Een vreselijke plaats! Die plek werd een Tofet genoemd. Zo’n Tofet was er bijvoorbeeld in het dal van de zonen van Hinnom ten zuiden van Jeruzalem. In kritische situaties bracht men het dierbaarste dat men bezat aan de Moloch om redding en uitkomst te krijgen. Veel volkeren brachten mensenoffers als onderdeel van vruchtbaarheidsriten. Heeft Jefta zijn enige dochter gedankofferd op de Tofet?   Ik geloof het beslist niet.

 

Hoe moeten we Rechters 11: 3O lezen?

 

Vele exegeten menen toch dat Jefta’s dochter geslachtofferd is, maar dit is beslist onjuist. Zelfs de Nieuwe Bijbel Vertaling heeft helaas zo vertaald. Dat is bijzonder jammer, want ook de NBV vertaling heeft er geen rekening mee gehouden dat het Hebreeuwse woord ‘en’ door ‘of’ vertaald moet worden als het om een opsomming van mogelijkheden gaat.

Hoe luidt de tekst in de NBV? Richt. 11 : 30 “Als u de Ammonieten aan mij uitlevert, dan zal het eerste dat me bij mijn behouden thuiskomst tegemoet komt, voor u zijn; dat zal ik als een brandoffer aan u opdragen”

In deze vertaling gaat het om één levend wezen. Het gaat echter om twee levende wezens. Bij het brandoffer gaat het om een dier. Vertaald had moeten worden: of het zal u toebehoren, of (als het een dier is) zal ik het offeren Zo schrijft bijvoorbeeld ook drs.B.J.E. van Noort in Theologia. We zullen op grond van genoemde tekst moeten aannemen, dat Jefta - toen hij zijn gelofte deed  -met twee mogelijkheden rekening hield.

Er kon een slaaf of een slavin van hem  door de deur naar buiten komen.

In de tweede plaats kon het ook een dier zijn.

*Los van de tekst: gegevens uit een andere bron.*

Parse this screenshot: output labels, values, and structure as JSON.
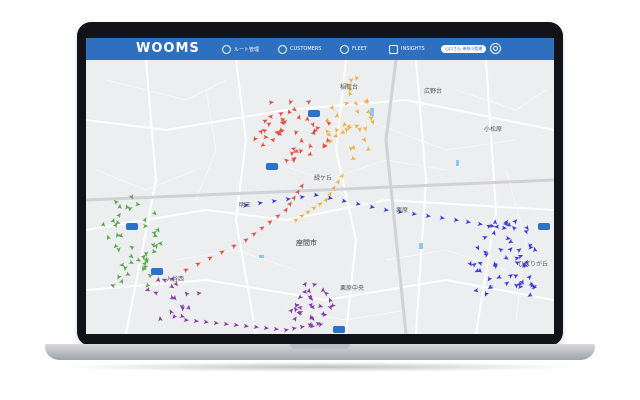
{
  "app": {
    "logo": "WOOMS"
  },
  "nav": {
    "route": "ルート管理",
    "customers": "CUSTOMERS",
    "fleet": "FLEET",
    "insights": "INSIGHTS",
    "pill": "山口さん 神奈川県運"
  },
  "map_labels": {
    "a": "稲荷台",
    "b": "広野台",
    "c": "小松原",
    "d": "緑ケ丘",
    "e": "明王",
    "f": "座間市",
    "g": "栗原",
    "h": "入谷西",
    "i": "栗原中央",
    "j": "ひばりが丘"
  },
  "icons": [
    "route-icon",
    "customers-icon",
    "fleet-icon",
    "insights-icon",
    "settings-icon"
  ],
  "colors": {
    "header": "#2f6fc0",
    "red": "#e84a3a",
    "orange": "#f0b040",
    "green": "#5aa54a",
    "purple": "#8a3aa8",
    "blue": "#3a3ae0",
    "truck": "#2a73c8"
  }
}
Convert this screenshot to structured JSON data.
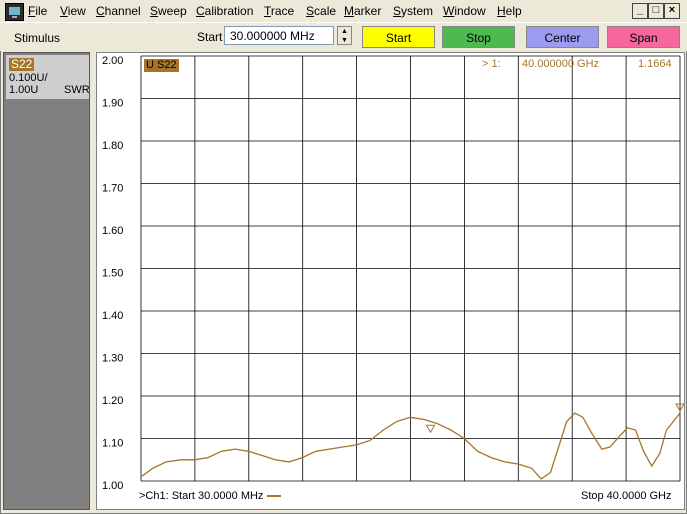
{
  "menu": {
    "items": [
      {
        "label": "File",
        "u": "F",
        "rest": "ile",
        "x": 28
      },
      {
        "label": "View",
        "u": "V",
        "rest": "iew",
        "x": 60
      },
      {
        "label": "Channel",
        "u": "C",
        "rest": "hannel",
        "x": 96
      },
      {
        "label": "Sweep",
        "u": "S",
        "rest": "weep",
        "x": 150
      },
      {
        "label": "Calibration",
        "u": "C",
        "rest": "alibration",
        "x": 196
      },
      {
        "label": "Trace",
        "u": "T",
        "rest": "race",
        "x": 264
      },
      {
        "label": "Scale",
        "u": "S",
        "rest": "cale",
        "x": 306
      },
      {
        "label": "Marker",
        "u": "M",
        "rest": "arker",
        "x": 344
      },
      {
        "label": "System",
        "u": "S",
        "rest": "ystem",
        "x": 393
      },
      {
        "label": "Window",
        "u": "W",
        "rest": "indow",
        "x": 443
      },
      {
        "label": "Help",
        "u": "H",
        "rest": "elp",
        "x": 497
      }
    ],
    "window_buttons": [
      "_",
      "□",
      "×"
    ]
  },
  "toolbar": {
    "stimulus_label": "Stimulus",
    "start_label": "Start",
    "start_value": "30.000000 MHz",
    "buttons": [
      {
        "label": "Start",
        "color": "#ffff00",
        "x": 362
      },
      {
        "label": "Stop",
        "color": "#4cba50",
        "x": 442
      },
      {
        "label": "Center",
        "color": "#9b9bf0",
        "x": 526
      },
      {
        "label": "Span",
        "color": "#f6679b",
        "x": 607
      }
    ]
  },
  "trace_panel": {
    "name": "S22",
    "scale": "0.100U/",
    "ref": "1.00U",
    "format": "SWR"
  },
  "chart": {
    "trace_tag": "U S22",
    "marker": {
      "label": "> 1:",
      "freq": "40.000000 GHz",
      "value": "1.1664"
    },
    "footer_left": ">Ch1: Start  30.0000 MHz",
    "footer_right": "Stop  40.0000 GHz",
    "trace_color": "#a7752a"
  },
  "chart_data": {
    "type": "line",
    "ylim": [
      1.0,
      2.0
    ],
    "yticks": [
      "2.00",
      "1.90",
      "1.80",
      "1.70",
      "1.60",
      "1.50",
      "1.40",
      "1.30",
      "1.20",
      "1.10",
      "1.00"
    ],
    "xlim_mhz": [
      30,
      40000
    ],
    "series": [
      {
        "values": [
          [
            30,
            1.01
          ],
          [
            900,
            1.03
          ],
          [
            1900,
            1.045
          ],
          [
            3000,
            1.05
          ],
          [
            4000,
            1.05
          ],
          [
            5000,
            1.055
          ],
          [
            6000,
            1.07
          ],
          [
            7000,
            1.075
          ],
          [
            8000,
            1.07
          ],
          [
            9000,
            1.06
          ],
          [
            10000,
            1.05
          ],
          [
            11000,
            1.045
          ],
          [
            12000,
            1.055
          ],
          [
            13000,
            1.07
          ],
          [
            14000,
            1.075
          ],
          [
            15000,
            1.08
          ],
          [
            16000,
            1.085
          ],
          [
            17000,
            1.095
          ],
          [
            18000,
            1.12
          ],
          [
            19000,
            1.14
          ],
          [
            20000,
            1.15
          ],
          [
            21000,
            1.145
          ],
          [
            22000,
            1.135
          ],
          [
            23000,
            1.12
          ],
          [
            24000,
            1.1
          ],
          [
            25000,
            1.07
          ],
          [
            26000,
            1.055
          ],
          [
            27000,
            1.045
          ],
          [
            28000,
            1.04
          ],
          [
            29000,
            1.03
          ],
          [
            29700,
            1.005
          ],
          [
            30400,
            1.02
          ],
          [
            31000,
            1.08
          ],
          [
            31600,
            1.14
          ],
          [
            32200,
            1.16
          ],
          [
            32800,
            1.15
          ],
          [
            33500,
            1.11
          ],
          [
            34200,
            1.075
          ],
          [
            34800,
            1.08
          ],
          [
            35500,
            1.105
          ],
          [
            36100,
            1.125
          ],
          [
            36700,
            1.12
          ],
          [
            37300,
            1.07
          ],
          [
            37900,
            1.035
          ],
          [
            38500,
            1.065
          ],
          [
            39000,
            1.12
          ],
          [
            39500,
            1.14
          ],
          [
            40000,
            1.16
          ]
        ]
      }
    ],
    "marker_points": [
      [
        21500,
        1.11
      ],
      [
        40000,
        1.16
      ]
    ],
    "grid": true
  }
}
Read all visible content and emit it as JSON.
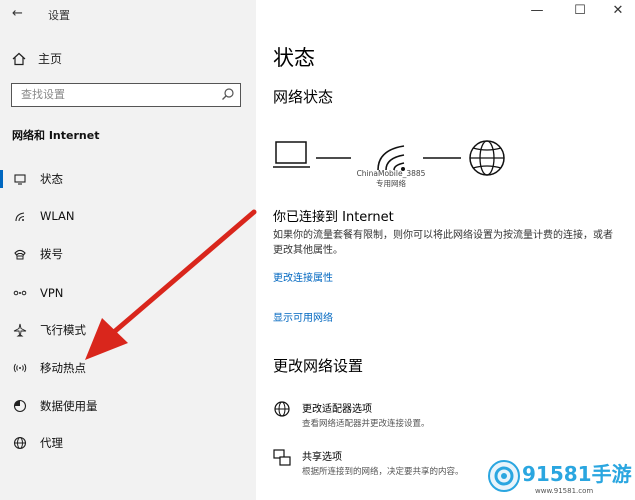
{
  "window": {
    "back_glyph": "←",
    "title": "设置",
    "minimize_glyph": "—",
    "maximize_glyph": "☐",
    "close_glyph": "✕"
  },
  "sidebar": {
    "home_label": "主页",
    "search_placeholder": "查找设置",
    "category": "网络和 Internet",
    "items": [
      {
        "label": "状态",
        "icon": "status-icon"
      },
      {
        "label": "WLAN",
        "icon": "wifi-icon"
      },
      {
        "label": "拨号",
        "icon": "dialup-icon"
      },
      {
        "label": "VPN",
        "icon": "vpn-icon"
      },
      {
        "label": "飞行模式",
        "icon": "airplane-icon"
      },
      {
        "label": "移动热点",
        "icon": "hotspot-icon"
      },
      {
        "label": "数据使用量",
        "icon": "data-usage-icon"
      },
      {
        "label": "代理",
        "icon": "globe-icon"
      }
    ]
  },
  "main": {
    "title": "状态",
    "network_status_heading": "网络状态",
    "network_name": "ChinaMobile_3885",
    "network_type": "专用网络",
    "connected_text": "你已连接到 Internet",
    "description": "如果你的流量套餐有限制，则你可以将此网络设置为按流量计费的连接，或者更改其他属性。",
    "link_change_props": "更改连接属性",
    "link_show_networks": "显示可用网络",
    "change_settings_heading": "更改网络设置",
    "options": [
      {
        "title": "更改适配器选项",
        "subtitle": "查看网络适配器并更改连接设置。",
        "icon": "adapter-icon"
      },
      {
        "title": "共享选项",
        "subtitle": "根据所连接到的网络，决定要共享的内容。",
        "icon": "sharing-icon"
      }
    ]
  },
  "watermark": {
    "brand": "91581手游",
    "url": "www.91581.com"
  },
  "colors": {
    "accent": "#0067c0",
    "arrow": "#d9261c",
    "watermark": "#2aa6e0"
  }
}
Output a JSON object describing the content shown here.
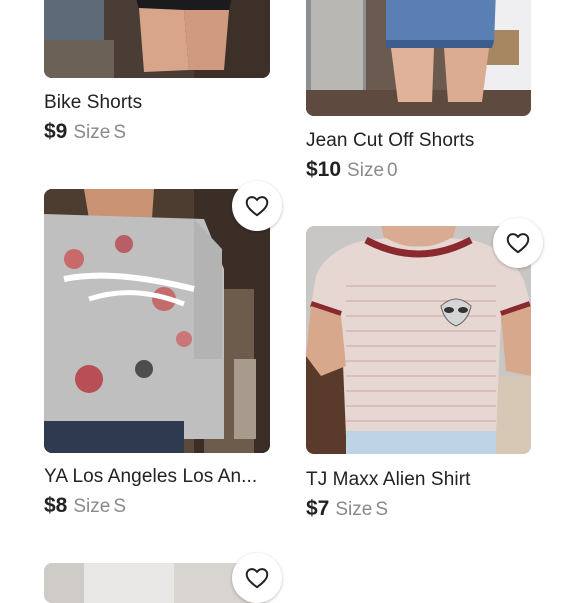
{
  "listings": [
    {
      "title": "Bike Shorts",
      "price": "$9",
      "size_label": "Size",
      "size": "S",
      "photo": "bike-shorts-photo"
    },
    {
      "title": "Jean Cut Off Shorts",
      "price": "$10",
      "size_label": "Size",
      "size": "0",
      "photo": "jean-shorts-photo"
    },
    {
      "title": "YA Los Angeles Los An...",
      "price": "$8",
      "size_label": "Size",
      "size": "S",
      "photo": "floral-sweatshirt-photo"
    },
    {
      "title": "TJ Maxx Alien Shirt",
      "price": "$7",
      "size_label": "Size",
      "size": "S",
      "photo": "alien-shirt-photo"
    }
  ],
  "icons": {
    "like": "heart-outline-icon"
  },
  "colors": {
    "text": "#222222",
    "muted": "#8a8a8a",
    "background": "#ffffff"
  }
}
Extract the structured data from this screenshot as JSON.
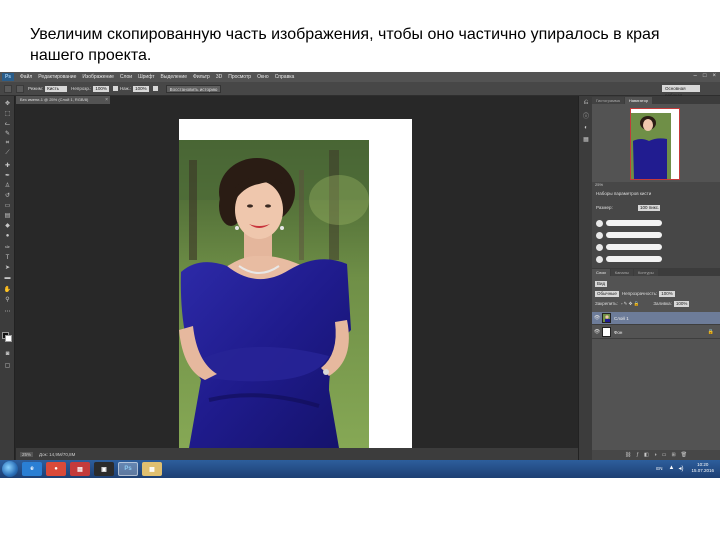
{
  "caption": "Увеличим скопированную часть изображения, чтобы оно частично упиралось в края нашего проекта.",
  "menubar": {
    "logo": "Ps",
    "items": [
      "Файл",
      "Редактирование",
      "Изображение",
      "Слои",
      "Шрифт",
      "Выделение",
      "Фильтр",
      "3D",
      "Просмотр",
      "Окно",
      "Справка"
    ],
    "controls": [
      "–",
      "□",
      "×"
    ]
  },
  "options": {
    "mode_label": "Режим:",
    "mode_value": "Кисть",
    "opacity_label": "Непрозр.:",
    "opacity_value": "100%",
    "flow_label": "Наж.:",
    "flow_value": "100%",
    "restore_button": "Восстановить историю",
    "workspace_value": "Основная рабочая"
  },
  "document_tab": {
    "title": "Без имени-1 @ 25% (Слой 1, RGB/8)",
    "close": "×"
  },
  "status": {
    "zoom": "25%",
    "doc_info": "Док: 14,9M/70,8M"
  },
  "panels": {
    "navigator_tabs": [
      "Гистограмма",
      "Навигатор"
    ],
    "nav_zoom": "25%",
    "brush_presets_title": "Наборы параметров кисти",
    "brush_size_label": "Размер:",
    "brush_size_value": "100 пикс.",
    "layers_tabs": [
      "Слои",
      "Каналы",
      "Контуры"
    ],
    "kind_label": "Вид",
    "blend_mode": "Обычные",
    "opacity_label": "Непрозрачность:",
    "opacity_value": "100%",
    "lock_label": "Закрепить:",
    "fill_label": "Заливка:",
    "fill_value": "100%",
    "layers": [
      {
        "name": "Слой 1",
        "selected": true
      },
      {
        "name": "Фон",
        "selected": false
      }
    ]
  },
  "taskbar": {
    "apps": [
      "e",
      "●",
      "▤",
      "▣",
      "Ps",
      "▦"
    ],
    "language": "EN",
    "time": "10:20",
    "date": "15.07.2016"
  },
  "icons": {
    "eye": "👁",
    "lock": "🔒"
  }
}
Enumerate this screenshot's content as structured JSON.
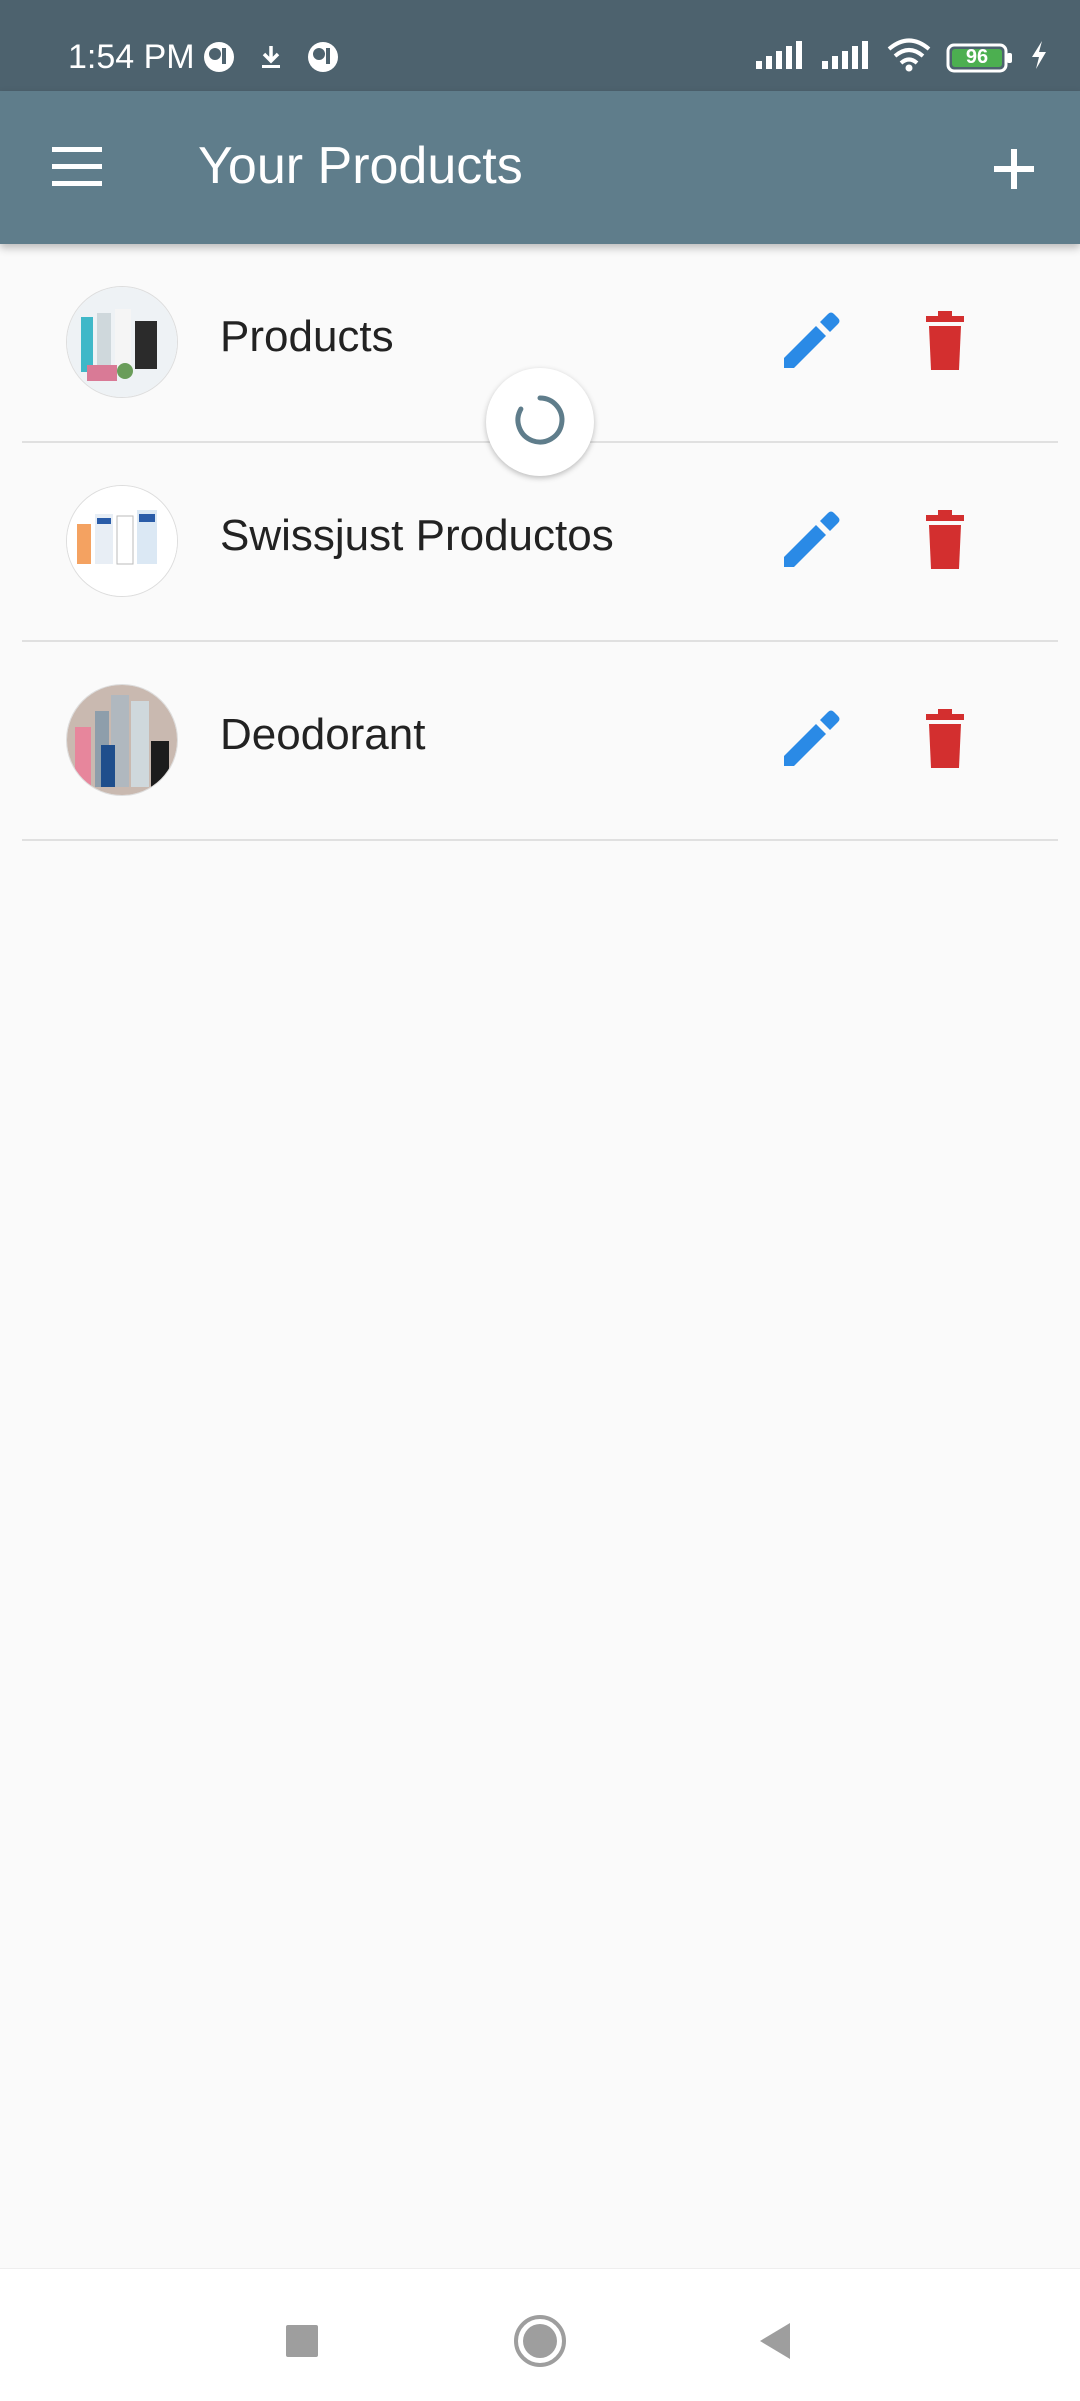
{
  "status_bar": {
    "time": "1:54 PM",
    "battery": "96",
    "icons": [
      "notification-icon",
      "download-icon",
      "notification-icon",
      "signal-icon",
      "signal-icon",
      "wifi-icon",
      "battery-icon",
      "charging-icon"
    ]
  },
  "app_bar": {
    "title": "Your Products",
    "menu_icon": "menu-icon",
    "add_icon": "add-icon"
  },
  "colors": {
    "status_bar": "#4d626e",
    "app_bar": "#5f7d8b",
    "edit": "#2a8ae6",
    "delete": "#d32f2f",
    "background": "#fafafa"
  },
  "products": [
    {
      "label": "Products"
    },
    {
      "label": "Swissjust Productos"
    },
    {
      "label": "Deodorant"
    }
  ],
  "nav_bar": {
    "icons": [
      "recents-icon",
      "home-icon",
      "back-icon"
    ]
  }
}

In het eerste geval kon hij de slaaf of de slavin afstaan voor werk bij de tabernakel. Daarvan zijn voorbeelden in het Oude Testament: Ex. 38 : 8 8:1, 1 Sam.2: 22). Als het een dier was dat naar buiten kwam, zou hij het zeker offeren als een dankoffer. Hij wilde dat dier offeren als dankoffer. Bij de ‘deur’ van het huis moeten we denken aan de deuren die toegang gaven tot binnenplaats waarom heen de vertrekken van het huis gebouwd waren. Dat kon het vertrek van een slaaf zijn of het vertrek van een dier. In het laatste geval ging het dus om een dankoffer

 

Gelofte terecht?

 

Een andere  vraag is of het afleggen van een gelofte wel terecht is. Een gelofte is niet het zelfde als een belofte. Christenen leggen een belofte af als ze belijdenis doen, als ze trouwen en bij de doop van hun kinderen. Mensen die een gelofte afleggen stellen bepaalde voorwaarden aan God. Als u mij dit geeft, schenk ik u dat. Zo deed ook Jefta. Hij zei: HERE God als u mij de overwinning op de Amonnieten geeft, zal ik de eerste  de beste (slaaf) die uit mijn huis komt, aan  uw dienst in de tabernakel wijden, of als het een dier is, zal ik het als dankoffer aan u geven.

 

Do ut des

 

Het gevaar van magie ligt hier natuurlijk op de loer. We mogen en kunnen God niet chanteren. “Do ut des” zijn Latijnse woorden en ze betekenen: Ik geef, opdat u geve. Door onze giften en gaven krijgen we geen rechten bij God. Heidense grafgiften hadden waarschijnlijk wel die functie.